Selon une autre vision de l'avenir, la réglementation du génie a entièrement intégré les domaines d'exercice émergents, contemporains et qui se chevauchent, et le permis d'exercice est beaucoup plus large qu'aujourd'hui. Ce modèle va au-delà de l’importance traditionnellement accordée à la sécurité. Il engendre une prise de conscience et une acceptation de la valeur sociale du permis d'exercice. Ce modèle fonctionne lorsque les parties prenantes reconnaissent la définition du génie et de ses activités. Les organismes de réglementation sont proactifs en matière d'éducation et encouragent la conformité.    

C'est, par exemple, ce qui s'est passé dans le domaine du génie logiciel. De nombreuses personnes et entreprises actives dans ce domaine ne savent pas qu'elles font de l'ingénierie, et encore moins qu'elles doivent obtenir un permis d'exercice. En expliquant en quoi ce travail relève du génie, en le reliant non seulement à la sécurité publique, mais aussi à un impact social plus large, certains organismes de réglementation ont réussi à améliorer les taux d'octroi de permis. Il pourrait s'agir d'une voie à suivre, à mesure que le génie s'étend à des domaines nouveaux et différents.

IC : Et maintenant, qu’en est-il du « qui »? Pouvez-vous développer?

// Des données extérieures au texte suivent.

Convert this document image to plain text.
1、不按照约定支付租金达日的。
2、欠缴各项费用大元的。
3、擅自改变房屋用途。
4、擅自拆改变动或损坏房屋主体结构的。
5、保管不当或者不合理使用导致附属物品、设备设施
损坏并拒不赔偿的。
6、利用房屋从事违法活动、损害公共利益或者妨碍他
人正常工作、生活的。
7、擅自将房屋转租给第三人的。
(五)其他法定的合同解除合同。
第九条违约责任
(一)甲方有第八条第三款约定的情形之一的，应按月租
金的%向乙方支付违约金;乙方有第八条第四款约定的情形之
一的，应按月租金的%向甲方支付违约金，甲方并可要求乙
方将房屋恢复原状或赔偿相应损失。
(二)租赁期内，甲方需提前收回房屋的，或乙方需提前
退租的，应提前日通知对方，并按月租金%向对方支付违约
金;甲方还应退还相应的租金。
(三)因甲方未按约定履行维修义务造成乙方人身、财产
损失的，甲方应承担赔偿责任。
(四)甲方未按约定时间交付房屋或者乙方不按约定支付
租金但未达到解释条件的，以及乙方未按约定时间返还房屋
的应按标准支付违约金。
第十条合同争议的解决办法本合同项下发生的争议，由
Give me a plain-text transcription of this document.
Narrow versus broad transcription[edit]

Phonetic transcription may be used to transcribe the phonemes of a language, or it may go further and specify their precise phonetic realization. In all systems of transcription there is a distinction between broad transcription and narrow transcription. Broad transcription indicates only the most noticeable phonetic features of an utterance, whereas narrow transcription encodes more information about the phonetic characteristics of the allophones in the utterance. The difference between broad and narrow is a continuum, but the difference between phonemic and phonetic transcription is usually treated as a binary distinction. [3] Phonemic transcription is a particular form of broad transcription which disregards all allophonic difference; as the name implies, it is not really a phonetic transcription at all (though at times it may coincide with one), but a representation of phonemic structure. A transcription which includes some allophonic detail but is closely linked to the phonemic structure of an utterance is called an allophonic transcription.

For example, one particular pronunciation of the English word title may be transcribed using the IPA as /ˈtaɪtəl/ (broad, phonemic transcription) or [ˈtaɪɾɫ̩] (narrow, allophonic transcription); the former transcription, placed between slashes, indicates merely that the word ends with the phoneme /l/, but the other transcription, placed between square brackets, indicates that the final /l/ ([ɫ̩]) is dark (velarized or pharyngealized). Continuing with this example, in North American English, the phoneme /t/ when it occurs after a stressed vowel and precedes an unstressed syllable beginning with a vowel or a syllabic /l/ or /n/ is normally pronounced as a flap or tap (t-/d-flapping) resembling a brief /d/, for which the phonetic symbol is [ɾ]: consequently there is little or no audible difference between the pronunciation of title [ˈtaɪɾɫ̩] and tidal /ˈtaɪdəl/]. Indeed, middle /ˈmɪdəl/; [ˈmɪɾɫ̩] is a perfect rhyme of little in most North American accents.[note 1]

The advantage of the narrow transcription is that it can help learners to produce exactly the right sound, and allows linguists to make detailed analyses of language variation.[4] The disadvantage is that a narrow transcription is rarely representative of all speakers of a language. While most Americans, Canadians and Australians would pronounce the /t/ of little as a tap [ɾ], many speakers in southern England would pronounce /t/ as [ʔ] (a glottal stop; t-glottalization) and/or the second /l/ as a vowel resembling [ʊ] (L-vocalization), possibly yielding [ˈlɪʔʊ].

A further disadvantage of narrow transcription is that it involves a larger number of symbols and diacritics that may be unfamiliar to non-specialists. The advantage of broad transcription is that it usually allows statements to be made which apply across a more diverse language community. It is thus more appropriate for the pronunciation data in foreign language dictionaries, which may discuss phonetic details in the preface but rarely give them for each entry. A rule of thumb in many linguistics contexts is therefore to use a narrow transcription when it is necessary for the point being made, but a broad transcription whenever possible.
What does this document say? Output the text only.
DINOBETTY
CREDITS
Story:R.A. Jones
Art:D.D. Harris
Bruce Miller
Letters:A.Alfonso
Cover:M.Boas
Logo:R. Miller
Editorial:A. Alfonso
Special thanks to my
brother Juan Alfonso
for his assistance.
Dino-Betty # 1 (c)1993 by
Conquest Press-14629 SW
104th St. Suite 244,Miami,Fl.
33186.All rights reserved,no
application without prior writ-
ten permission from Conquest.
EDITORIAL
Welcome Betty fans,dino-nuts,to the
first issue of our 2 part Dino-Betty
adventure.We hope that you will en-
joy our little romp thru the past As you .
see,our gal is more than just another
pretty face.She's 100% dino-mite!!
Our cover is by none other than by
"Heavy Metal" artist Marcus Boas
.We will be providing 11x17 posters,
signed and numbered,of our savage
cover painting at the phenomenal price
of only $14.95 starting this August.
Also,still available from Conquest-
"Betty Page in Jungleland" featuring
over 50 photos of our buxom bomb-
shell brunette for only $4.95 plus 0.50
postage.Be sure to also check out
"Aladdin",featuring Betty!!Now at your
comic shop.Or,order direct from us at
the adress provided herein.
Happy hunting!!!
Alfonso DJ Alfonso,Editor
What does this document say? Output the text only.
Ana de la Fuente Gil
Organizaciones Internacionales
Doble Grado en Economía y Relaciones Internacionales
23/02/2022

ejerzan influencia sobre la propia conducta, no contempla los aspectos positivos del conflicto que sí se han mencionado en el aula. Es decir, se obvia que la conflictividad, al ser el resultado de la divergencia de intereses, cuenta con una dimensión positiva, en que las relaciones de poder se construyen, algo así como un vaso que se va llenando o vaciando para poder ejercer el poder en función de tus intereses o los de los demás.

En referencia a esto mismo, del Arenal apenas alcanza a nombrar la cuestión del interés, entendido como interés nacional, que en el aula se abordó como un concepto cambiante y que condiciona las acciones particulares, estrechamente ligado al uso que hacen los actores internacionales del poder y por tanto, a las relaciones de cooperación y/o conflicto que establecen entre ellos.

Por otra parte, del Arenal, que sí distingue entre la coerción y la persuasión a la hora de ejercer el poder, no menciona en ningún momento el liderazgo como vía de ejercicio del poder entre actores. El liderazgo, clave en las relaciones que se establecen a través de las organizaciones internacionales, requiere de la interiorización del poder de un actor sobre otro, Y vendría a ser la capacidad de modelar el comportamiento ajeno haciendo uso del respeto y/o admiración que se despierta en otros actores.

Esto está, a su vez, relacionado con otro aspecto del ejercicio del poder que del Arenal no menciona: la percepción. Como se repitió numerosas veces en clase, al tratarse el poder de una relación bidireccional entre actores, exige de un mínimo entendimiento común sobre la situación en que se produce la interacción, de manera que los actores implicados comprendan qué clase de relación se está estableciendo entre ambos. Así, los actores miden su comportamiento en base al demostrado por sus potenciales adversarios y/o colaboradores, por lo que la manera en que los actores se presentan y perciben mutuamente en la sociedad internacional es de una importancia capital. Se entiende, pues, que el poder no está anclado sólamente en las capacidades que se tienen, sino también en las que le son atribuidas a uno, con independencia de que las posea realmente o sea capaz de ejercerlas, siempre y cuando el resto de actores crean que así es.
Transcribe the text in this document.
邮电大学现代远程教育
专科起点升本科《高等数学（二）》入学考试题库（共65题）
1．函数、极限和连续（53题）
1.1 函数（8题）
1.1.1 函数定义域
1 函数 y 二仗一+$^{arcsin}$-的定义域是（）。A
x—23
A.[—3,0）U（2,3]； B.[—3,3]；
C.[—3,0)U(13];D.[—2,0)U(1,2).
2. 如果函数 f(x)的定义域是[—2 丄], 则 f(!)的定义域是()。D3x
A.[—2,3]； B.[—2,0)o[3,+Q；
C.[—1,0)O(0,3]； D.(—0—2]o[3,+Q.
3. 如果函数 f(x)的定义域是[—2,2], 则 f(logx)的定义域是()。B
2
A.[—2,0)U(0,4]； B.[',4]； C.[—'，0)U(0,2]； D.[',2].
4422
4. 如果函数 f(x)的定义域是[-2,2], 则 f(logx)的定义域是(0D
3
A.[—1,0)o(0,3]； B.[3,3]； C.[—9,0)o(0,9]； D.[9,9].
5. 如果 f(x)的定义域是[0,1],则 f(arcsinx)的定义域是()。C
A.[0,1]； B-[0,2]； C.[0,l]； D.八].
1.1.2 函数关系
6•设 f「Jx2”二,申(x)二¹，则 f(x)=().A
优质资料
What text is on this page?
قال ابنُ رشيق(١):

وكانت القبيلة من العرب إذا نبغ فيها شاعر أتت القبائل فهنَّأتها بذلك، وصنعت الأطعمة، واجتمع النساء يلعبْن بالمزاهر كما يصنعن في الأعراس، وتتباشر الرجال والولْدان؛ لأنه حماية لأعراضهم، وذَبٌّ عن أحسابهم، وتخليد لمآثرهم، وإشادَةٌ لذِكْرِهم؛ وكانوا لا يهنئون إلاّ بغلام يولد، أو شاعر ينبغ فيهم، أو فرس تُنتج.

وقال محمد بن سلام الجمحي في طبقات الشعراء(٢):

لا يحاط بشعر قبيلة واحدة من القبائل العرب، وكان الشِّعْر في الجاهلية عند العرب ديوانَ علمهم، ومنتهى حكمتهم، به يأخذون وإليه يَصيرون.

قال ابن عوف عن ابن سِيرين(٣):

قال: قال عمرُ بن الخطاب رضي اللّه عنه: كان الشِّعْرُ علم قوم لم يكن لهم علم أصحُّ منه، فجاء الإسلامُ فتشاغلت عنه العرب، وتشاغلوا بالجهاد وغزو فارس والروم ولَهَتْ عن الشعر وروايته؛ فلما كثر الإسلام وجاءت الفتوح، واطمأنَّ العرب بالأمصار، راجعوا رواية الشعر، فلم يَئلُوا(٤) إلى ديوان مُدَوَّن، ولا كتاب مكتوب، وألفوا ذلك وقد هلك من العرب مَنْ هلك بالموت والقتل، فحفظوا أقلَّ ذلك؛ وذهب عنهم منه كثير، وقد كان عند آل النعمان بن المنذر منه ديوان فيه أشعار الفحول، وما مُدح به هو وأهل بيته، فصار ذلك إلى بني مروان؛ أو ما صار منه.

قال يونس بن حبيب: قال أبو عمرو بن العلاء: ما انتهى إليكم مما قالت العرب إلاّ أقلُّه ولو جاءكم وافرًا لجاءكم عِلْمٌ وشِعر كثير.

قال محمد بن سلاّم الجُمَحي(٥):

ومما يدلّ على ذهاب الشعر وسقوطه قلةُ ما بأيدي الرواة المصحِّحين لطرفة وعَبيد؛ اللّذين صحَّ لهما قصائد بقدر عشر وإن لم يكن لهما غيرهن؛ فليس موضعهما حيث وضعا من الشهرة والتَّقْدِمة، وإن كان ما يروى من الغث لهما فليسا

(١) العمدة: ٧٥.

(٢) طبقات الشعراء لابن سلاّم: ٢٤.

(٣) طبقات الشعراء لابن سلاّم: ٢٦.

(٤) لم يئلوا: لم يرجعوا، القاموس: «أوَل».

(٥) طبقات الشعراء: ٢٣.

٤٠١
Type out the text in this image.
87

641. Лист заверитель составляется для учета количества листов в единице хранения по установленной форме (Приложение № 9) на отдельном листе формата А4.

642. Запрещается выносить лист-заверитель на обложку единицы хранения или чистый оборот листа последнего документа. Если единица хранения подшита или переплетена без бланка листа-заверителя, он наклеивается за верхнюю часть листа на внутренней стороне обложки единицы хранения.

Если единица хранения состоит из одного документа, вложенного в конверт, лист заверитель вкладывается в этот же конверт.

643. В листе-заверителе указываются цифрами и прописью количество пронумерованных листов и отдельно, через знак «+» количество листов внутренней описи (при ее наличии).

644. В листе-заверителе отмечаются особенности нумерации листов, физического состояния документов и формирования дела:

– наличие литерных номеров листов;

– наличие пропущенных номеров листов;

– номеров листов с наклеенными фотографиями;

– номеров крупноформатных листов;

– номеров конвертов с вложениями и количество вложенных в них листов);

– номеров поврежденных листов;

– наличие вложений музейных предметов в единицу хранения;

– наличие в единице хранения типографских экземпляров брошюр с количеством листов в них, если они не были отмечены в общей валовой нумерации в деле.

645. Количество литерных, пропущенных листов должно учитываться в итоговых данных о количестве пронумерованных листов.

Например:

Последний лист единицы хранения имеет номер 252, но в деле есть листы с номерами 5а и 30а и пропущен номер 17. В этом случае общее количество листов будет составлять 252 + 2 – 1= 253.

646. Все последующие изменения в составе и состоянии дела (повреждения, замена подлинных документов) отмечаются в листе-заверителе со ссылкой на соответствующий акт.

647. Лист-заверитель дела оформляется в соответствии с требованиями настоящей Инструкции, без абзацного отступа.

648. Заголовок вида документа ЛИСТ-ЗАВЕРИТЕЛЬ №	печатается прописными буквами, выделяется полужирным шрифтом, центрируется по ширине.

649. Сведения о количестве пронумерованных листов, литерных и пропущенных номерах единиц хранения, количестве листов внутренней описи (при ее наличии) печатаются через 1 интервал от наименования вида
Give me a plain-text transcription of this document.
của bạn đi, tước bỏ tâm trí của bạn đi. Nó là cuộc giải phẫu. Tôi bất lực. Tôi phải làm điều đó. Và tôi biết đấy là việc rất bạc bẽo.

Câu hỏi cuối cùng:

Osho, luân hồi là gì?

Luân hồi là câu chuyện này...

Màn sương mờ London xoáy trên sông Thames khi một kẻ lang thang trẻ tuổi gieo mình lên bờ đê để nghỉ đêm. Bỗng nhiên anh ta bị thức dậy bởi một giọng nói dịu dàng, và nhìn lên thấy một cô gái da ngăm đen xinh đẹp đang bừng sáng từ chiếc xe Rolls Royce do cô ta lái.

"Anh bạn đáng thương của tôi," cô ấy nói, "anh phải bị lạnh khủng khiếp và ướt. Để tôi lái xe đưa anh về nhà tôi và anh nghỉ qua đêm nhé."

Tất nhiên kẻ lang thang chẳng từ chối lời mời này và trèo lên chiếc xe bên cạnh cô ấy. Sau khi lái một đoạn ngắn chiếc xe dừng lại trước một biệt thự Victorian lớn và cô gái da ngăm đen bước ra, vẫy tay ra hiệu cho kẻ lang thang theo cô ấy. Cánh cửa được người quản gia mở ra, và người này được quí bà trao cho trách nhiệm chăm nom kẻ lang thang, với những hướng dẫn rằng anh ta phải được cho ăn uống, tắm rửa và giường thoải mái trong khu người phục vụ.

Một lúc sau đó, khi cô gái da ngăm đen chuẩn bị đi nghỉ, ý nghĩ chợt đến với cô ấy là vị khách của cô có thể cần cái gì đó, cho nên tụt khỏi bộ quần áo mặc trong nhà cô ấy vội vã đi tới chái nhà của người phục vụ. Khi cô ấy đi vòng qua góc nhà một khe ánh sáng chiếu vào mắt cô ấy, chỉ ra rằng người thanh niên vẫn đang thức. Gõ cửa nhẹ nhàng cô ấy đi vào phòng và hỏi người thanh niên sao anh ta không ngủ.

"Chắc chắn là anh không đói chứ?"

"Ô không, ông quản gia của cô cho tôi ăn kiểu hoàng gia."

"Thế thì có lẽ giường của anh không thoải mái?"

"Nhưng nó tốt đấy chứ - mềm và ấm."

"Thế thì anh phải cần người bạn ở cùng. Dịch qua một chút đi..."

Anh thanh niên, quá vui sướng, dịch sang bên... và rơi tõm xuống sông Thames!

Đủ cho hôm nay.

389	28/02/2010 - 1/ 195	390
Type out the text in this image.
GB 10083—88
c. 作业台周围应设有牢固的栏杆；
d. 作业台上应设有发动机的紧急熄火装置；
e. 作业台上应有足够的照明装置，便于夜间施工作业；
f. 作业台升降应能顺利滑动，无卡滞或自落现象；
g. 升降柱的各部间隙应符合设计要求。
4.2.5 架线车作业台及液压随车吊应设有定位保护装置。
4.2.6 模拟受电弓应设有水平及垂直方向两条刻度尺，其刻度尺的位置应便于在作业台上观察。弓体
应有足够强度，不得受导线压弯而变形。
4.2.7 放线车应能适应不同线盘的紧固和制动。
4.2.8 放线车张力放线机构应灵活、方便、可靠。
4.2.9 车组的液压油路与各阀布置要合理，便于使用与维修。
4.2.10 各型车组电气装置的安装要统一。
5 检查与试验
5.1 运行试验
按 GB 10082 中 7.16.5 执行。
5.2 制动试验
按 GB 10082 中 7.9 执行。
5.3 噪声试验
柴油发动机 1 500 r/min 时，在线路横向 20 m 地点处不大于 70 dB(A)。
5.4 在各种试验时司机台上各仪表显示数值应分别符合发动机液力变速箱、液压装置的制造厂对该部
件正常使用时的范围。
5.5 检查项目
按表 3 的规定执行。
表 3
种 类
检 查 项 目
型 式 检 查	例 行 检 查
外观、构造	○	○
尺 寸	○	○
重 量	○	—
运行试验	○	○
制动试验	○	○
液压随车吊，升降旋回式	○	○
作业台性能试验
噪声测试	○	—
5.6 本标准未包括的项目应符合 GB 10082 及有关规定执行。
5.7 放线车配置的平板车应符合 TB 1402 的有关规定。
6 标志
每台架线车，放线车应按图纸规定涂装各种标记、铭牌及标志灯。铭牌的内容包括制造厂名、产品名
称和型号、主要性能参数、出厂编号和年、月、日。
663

BS : Le « qui » considère le sujet qui obtient le permis – une plus grande sensibilisation sociale et une meilleure compréhension de la pratique du génie sont liées à un avenir où les permis ne sont plus réservés à des personnes. Les entités qui fournissent ou vendent des services d'ingénierie seraient également titulaires de permis.   

Les entreprises exercent une influence considérable sur les comportements et les attitudes de leurs employés ingénieurs. Au Québec, la Commission Charbonneau a mis en évidence ce lien entre les pressions du milieu de travail et les comportements individuels. Ses conclusions préconisaient une réglementation et une surveillance accrues des entités.   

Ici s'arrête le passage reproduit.